A more likely-factor is the disturbance caused by concentrated diver numbers visiting Northern Arch to dive with them during their aggregation period; it doesn’t take many divers blowing bubbles to turn the archway into a 40m deep spa pool with a bubble curtain from top to bottom! The rays react to bubbles quite strongly tending to move out of the arch until the bubbles thin out again. So it is possible that after a few years of this they sought somewhere else to meet up.

Naturally with the stingray aggregation such a spectacular sight it is a major attraction for divers to the Poor Knights – myself included! It’s an event none of us want to miss, so implementing a few simple measures to minimize ‘diver disturbance’ at this one, specific dive site would help ensure the rays continue to come back year after year for us divers to enjoy.

Stingray squadron silhouetted against the blue

Perhaps it’s worth trying things like spreading out the timing of dive boats at the ‘Arch so there is an hour or so between dives to give the rays some ‘alone time’; encouraging divers to hang in the archway entrances rather than right in the middle of the Arch; suggesting divers do this particular dive in small groups, and making people aware that freediving/snorkeling with the rays can be just as spectacular as scuba diving with them. Actually it can be a more interactive experience than on scuba as the rays barely move aside for divers who are not blowing bubbles.

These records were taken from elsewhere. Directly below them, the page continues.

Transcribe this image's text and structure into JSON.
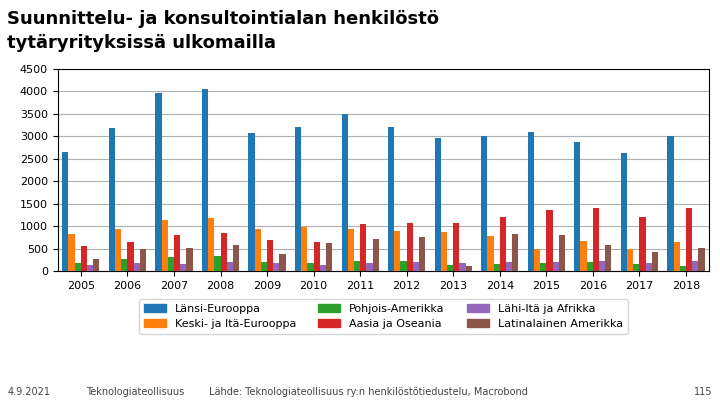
{
  "chart_data": {
    "type": "bar",
    "title": "Suunnittelu- ja konsultointialan henkilöstö",
    "subtitle": "tytäryrityksissä ulkomailla",
    "categories": [
      "2005",
      "2006",
      "2007",
      "2008",
      "2009",
      "2010",
      "2011",
      "2012",
      "2013",
      "2014",
      "2015",
      "2016",
      "2017",
      "2018"
    ],
    "series": [
      {
        "name": "Länsi-Eurooppa",
        "values": [
          2650,
          3180,
          3970,
          4050,
          3080,
          3200,
          3500,
          3200,
          2970,
          3010,
          3090,
          2880,
          2640,
          3000
        ]
      },
      {
        "name": "Keski- ja Itä-Eurooppa",
        "values": [
          820,
          950,
          1150,
          1180,
          950,
          980,
          950,
          900,
          880,
          780,
          490,
          670,
          500,
          650
        ]
      },
      {
        "name": "Pohjois-Amerikka",
        "values": [
          190,
          270,
          330,
          340,
          210,
          190,
          240,
          220,
          140,
          170,
          190,
          200,
          160,
          120
        ]
      },
      {
        "name": "Aasia ja Oseania",
        "values": [
          560,
          660,
          800,
          860,
          700,
          660,
          1060,
          1070,
          1070,
          1200,
          1360,
          1400,
          1200,
          1400
        ]
      },
      {
        "name": "Lähi-Itä ja Afrikka",
        "values": [
          140,
          190,
          170,
          200,
          180,
          140,
          180,
          210,
          190,
          200,
          200,
          220,
          190,
          240
        ]
      },
      {
        "name": "Latinalainen Amerikka",
        "values": [
          270,
          490,
          530,
          590,
          390,
          620,
          730,
          770,
          130,
          820,
          800,
          580,
          430,
          510
        ]
      }
    ],
    "ylim": [
      0,
      4500
    ],
    "yticks": [
      0,
      500,
      1000,
      1500,
      2000,
      2500,
      3000,
      3500,
      4000,
      4500
    ],
    "grid": true,
    "legend": "upper center",
    "annotations": [
      "4.9.2021",
      "Teknologiateollisuus",
      "Lähde: Teknologiateollisuus ry:n henkilöstötiedustelu, Macrobond",
      "115"
    ]
  }
}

Something I filmed back in 1999 and 2000 and haven’t seen in this latest recurrence of the stingray aggregation at Northern Arch are the two pure white rays that used to occasionally show up amongst all the regular dark stingrays – a surreal sight! I often wonder what happened to them and whether we will ever have another white ray show up at the ‘Knights…obviously they are an extremely rare morph. Black or white, I’m crossing my fingers the rays show up in big numbers again next summer!